The bright future of our theater seniors


Sara Guttierrez '23

Seniors in the cast and crew of “Little Shop of Horrors” made the most of their last FSH production by cherishing the time they had left together. Left to right: Sara Green ‘23, Siena Urquiza ‘23, Sara Gutierrez ‘23, Mia Murillo ‘23 and Ava King ‘23.

On the closing night of FSH’s spring production of “Little Shop of Horrors”, as the seniors read their farewell speeches, a sense of community pervaded the theater. For many in the cast and crew, this day marked the end of their high school theater career, but certainly not the end of their time in theater. As they head upstage and upwards, we know our theater seniors are prepared to flourish wherever they may go.

Those who have participated in theater know what a formative and impactful experience it can be. Theater offers so much, teaching participants and viewers alike not just about the world they live in but also about themselves. For some, their time in theater has inspired their ambitions and represents their dreams.

Some knew as early as freshman year that their time in theater would not end with FSH. Others reflect that their decision to pursue theater and theater-related crafts in college was a gradual process and the support they received from faculty was integral to their choice.

“The support of Miss Mac and Johnny encouraging me and telling me that I was really good at what I was doing, made me take the risk … to pursue this in the future,” Sara Gutierrez ‘23 said.

On the Hill, theater students are able to step into theater confidently or expand upon previous knowledge, and after four years of experience, the seniors are ready to take on college. Of course, some apprehension is to be expected, but seniors rest assured knowing their background has prepared them for what’s to come.  Ava King ‘23 will be attending Denison University in the fall. 

“It’s a little intimidating, college is a bigger environment, so there’s more competition for everything. But ultimately, I’m really excited about the theater community at Denison and it reminds me a lot of the community at FSHA,” King said.

With the curtain about close on their high school careers, these seniors look back on their experiences with fondness. Theater is cherished by many not just because of the productions but also because of the bonds that are made along the way. Unfortunately, for those graduating from FSH theater, this makes leaving the community behind all the more difficult.

“[Theater] helped me make a lot of friends, most of my friends came through theater. I was a really shy person before, but I feel like FSHA Theater helped me open up a lot and make connections with people,” Mia Murillo ‘23 said.

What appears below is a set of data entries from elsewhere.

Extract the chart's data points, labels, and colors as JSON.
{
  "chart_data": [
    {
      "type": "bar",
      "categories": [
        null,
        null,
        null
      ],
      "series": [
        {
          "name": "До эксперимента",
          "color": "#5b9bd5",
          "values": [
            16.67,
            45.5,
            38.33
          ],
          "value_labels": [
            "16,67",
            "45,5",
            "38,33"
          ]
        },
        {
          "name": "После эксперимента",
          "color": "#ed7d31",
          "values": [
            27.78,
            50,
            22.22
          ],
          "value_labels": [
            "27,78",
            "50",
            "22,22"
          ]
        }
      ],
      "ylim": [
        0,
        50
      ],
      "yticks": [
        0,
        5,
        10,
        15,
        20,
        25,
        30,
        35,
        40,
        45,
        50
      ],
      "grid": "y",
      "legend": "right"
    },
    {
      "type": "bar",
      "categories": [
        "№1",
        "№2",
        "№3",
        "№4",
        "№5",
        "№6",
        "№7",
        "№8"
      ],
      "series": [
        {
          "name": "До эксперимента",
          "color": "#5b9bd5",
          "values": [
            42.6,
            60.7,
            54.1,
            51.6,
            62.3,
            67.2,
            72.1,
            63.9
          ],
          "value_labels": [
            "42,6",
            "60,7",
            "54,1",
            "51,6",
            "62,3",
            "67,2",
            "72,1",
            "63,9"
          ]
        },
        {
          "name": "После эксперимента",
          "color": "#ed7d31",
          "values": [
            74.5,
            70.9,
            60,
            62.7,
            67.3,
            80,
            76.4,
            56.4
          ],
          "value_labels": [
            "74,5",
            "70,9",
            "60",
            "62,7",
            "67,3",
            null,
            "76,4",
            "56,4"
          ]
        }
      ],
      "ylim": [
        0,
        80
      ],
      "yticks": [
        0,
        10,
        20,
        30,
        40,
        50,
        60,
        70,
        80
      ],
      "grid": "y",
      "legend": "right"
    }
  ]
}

Beyond fostering friendships, theater has played a considerable role in the seniors’ lives, encouraging them to learn and grow.

“I’ve learned so much about life, the arts and theater, and everything as a whole,” said Gutierrez.

With the support they’ve received, the friendships they’ve formed, and the transformation they’ve experienced, it’s no wonder these seniors will pursue theater and continue to treasure the activity that has meant so much to them.

“Having people around you who are incredibly dedicated to what they’re doing, but who also care so deeply about you, that’s something that I wanted to talk about in my senior speech. I have never felt so deeply loved, as I have in theater at FSHA,” King said.

Theater on the Hill manifests itself in many different ways: an outlet, a safe haven, and a community. Indeed, Ms. Jane McEneaney’s motto “Ubuntu”, meaning “I am because we are,” rings true. As the theater seniors pursue future endeavors, we hope they will keep those words in mind – we certainly will!